A mesma palavra pesou de um jeito quando atingiu Lula e de outro quando atingiu Gustavo Gayer.
A 1ª Turma do Supremo Tribunal Federal decidiu, por unanimidade, receber a denúncia da Procuradoria-Geral da República contra o deputado federal Gustavo Gayer, do PL de Goiás, pelo crime de injúria.
A acusação se baseia em uma publicação feita por ele na rede social X, em fevereiro de 2024, com uma montagem que mostrava o presidente Luiz Inácio Lula da Silva com uniforme do Hamas, portando um fuzil e associado a símbolos do nazismo.
O que levou o caso ao STF?
Com isso, o parlamentar passou à condição de réu.
O relator, ministro Flávio Dino, afirmou que a denúncia atende aos requisitos legais e apontou excesso na conduta atribuída ao deputado.
O voto foi acompanhado por Cristiano Zanin, Alexandre de Moraes e Cármen Lúcia.
Até aí, o caso poderia ser lido apenas como mais um embate entre liberdade de expressão e responsabilização penal.
Mas há um detalhe que muda o eixo da discussão.
E ele envolve o próprio Flávio Dino, o próprio Gustavo Gayer e exatamente o mesmo tipo de associação ideológica.
Qual é a contradição apontada?
Em 2023, o deputado acionou a Justiça depois de ser chamado de “nazista” por adversários.
Na ocasião, o ministro declarou que a palavra, por si só, não configurava ofensa pessoal suficiente para caracterizar calúnia, injúria ou difamação.
A frase foi direta.
“Eu considero que a palavra nazista, fascista, não possui o caráter de ofensa pessoal ao ponto de caracterizar calúnia, injúria e difamação”, disse Dino à época.
E foi além: afirmou que o nazismo seria “uma corrente política estruturada na sociedade, no planeta”.
Quem havia atacado Gayer naquele episódio?
O deputado José Nelto, do União Brasil de Goiás.
Em junho de 2023, durante participação em um podcast, ele chamou Gayer de “nazista”, “fascista” e “idiota”.
Diante disso, Gayer apresentou queixa-crime por difamação e injúria, alegando que a associação atingia sua honra e sua imagem pública.

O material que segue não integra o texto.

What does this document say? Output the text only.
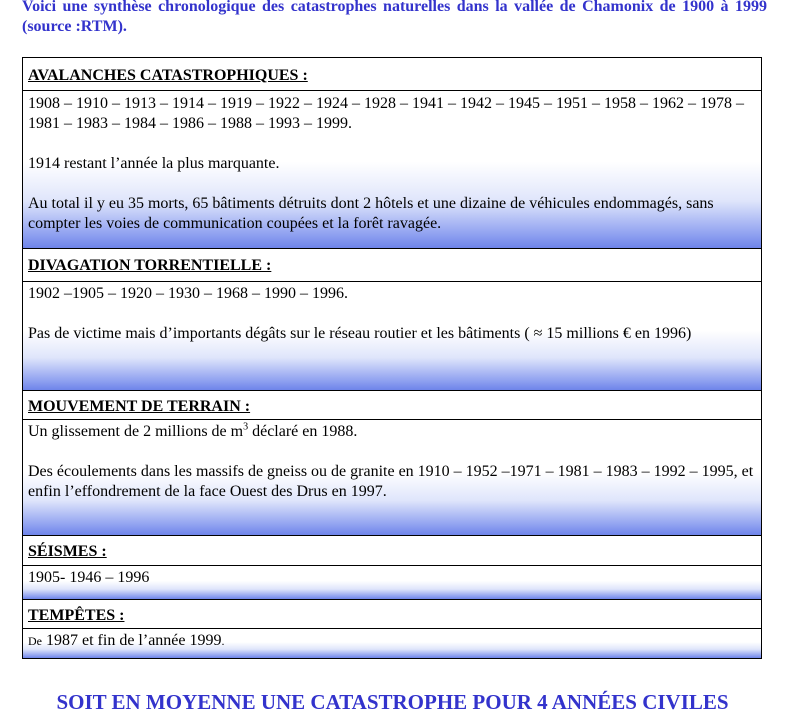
Voici une synthèse chronologique des catastrophes naturelles dans la vallée de Chamonix de 1900 à 1999 (source :RTM).
AVALANCHES CATASTROPHIQUES :

1908 – 1910 – 1913 – 1914 – 1919 – 1922 – 1924 – 1928 – 1941 – 1942 – 1945 – 1951 – 1958 – 1962 – 1978 – 1981 – 1983 – 1984 – 1986 – 1988 – 1993 – 1999.

1914 restant l’année la plus marquante.

Au total il y eu 35 morts, 65 bâtiments détruits dont 2 hôtels et une dizaine de véhicules endommagés, sans compter les voies de communication coupées et la forêt ravagée.

DIVAGATION TORRENTIELLE :

1902 –1905 – 1920 – 1930 – 1968 – 1990 – 1996.

Pas de victime mais d’importants dégâts sur le réseau routier et les bâtiments ( ≈ 15 millions € en 1996)

MOUVEMENT DE TERRAIN :

Un glissement de 2 millions de $m^3$ déclaré en 1988.

Des écoulements dans les massifs de gneiss ou de granite en 1910 – 1952 –1971 – 1981 – 1983 – 1992 – 1995, et enfin l’effondrement de la face Ouest des Drus en 1997.

SÉISMES :

1905- 1946 – 1996

TEMPÊTES :

De 1987 et fin de l’année 1999.

SOIT EN MOYENNE UNE CATASTROPHE POUR 4 ANNÉES CIVILES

O STF acolheu a reclamação?
Não.
Em abril deste ano, a 1ª Turma rejeitou a acusação, por empate entre os ministros, em meio a debates sobre a proteção das falas pela imunidade parlamentar.
É justamente aí que o caso ganha peso político e jurídico.
Se chamar alguém de “nazista” não teria, segundo o entendimento exposto por Dino naquele processo, caráter de ofensa pessoal suficiente para configurar crime, por que a associação ao nazismo, no caso envolvendo Lula, foi tratada como elemento apto a sustentar uma denúncia por injúria?
A pergunta não é lateral.
Ela atinge o centro da coerência institucional.
O que vale para um deputado de oposição não parece valer da mesma forma quando o alvo é o presidente da República.
E esse contraste alimenta críticas recorrentes ao STF, sobretudo quando decisões passam a transmitir a impressão de que o rigor muda conforme o personagem envolvido.
O ponto principal, portanto, não está apenas no recebimento da denúncia contra Gayer.
Está no choque entre dois entendimentos aplicados a situações que giram em torno do mesmo rótulo.
Quando Gayer disse ter sido ofendido por ser chamado de “nazista”, a palavra foi tratada como referência política sem força penal suficiente.
Quando Lula foi associado a símbolos do nazismo em uma montagem publicada por Gayer, o caso avançou como injúria.
O episódio expõe mais do que uma disputa entre parlamentares.
Expõe uma diferença de critério que, para críticos da Corte, reforça a percepção de seletividade.
E essa é a questão que permanece no ar depois da decisão unânime: no STF de hoje, o peso de uma ofensa depende apenas da palavra usada ou também de quem fala e de quem é atingido?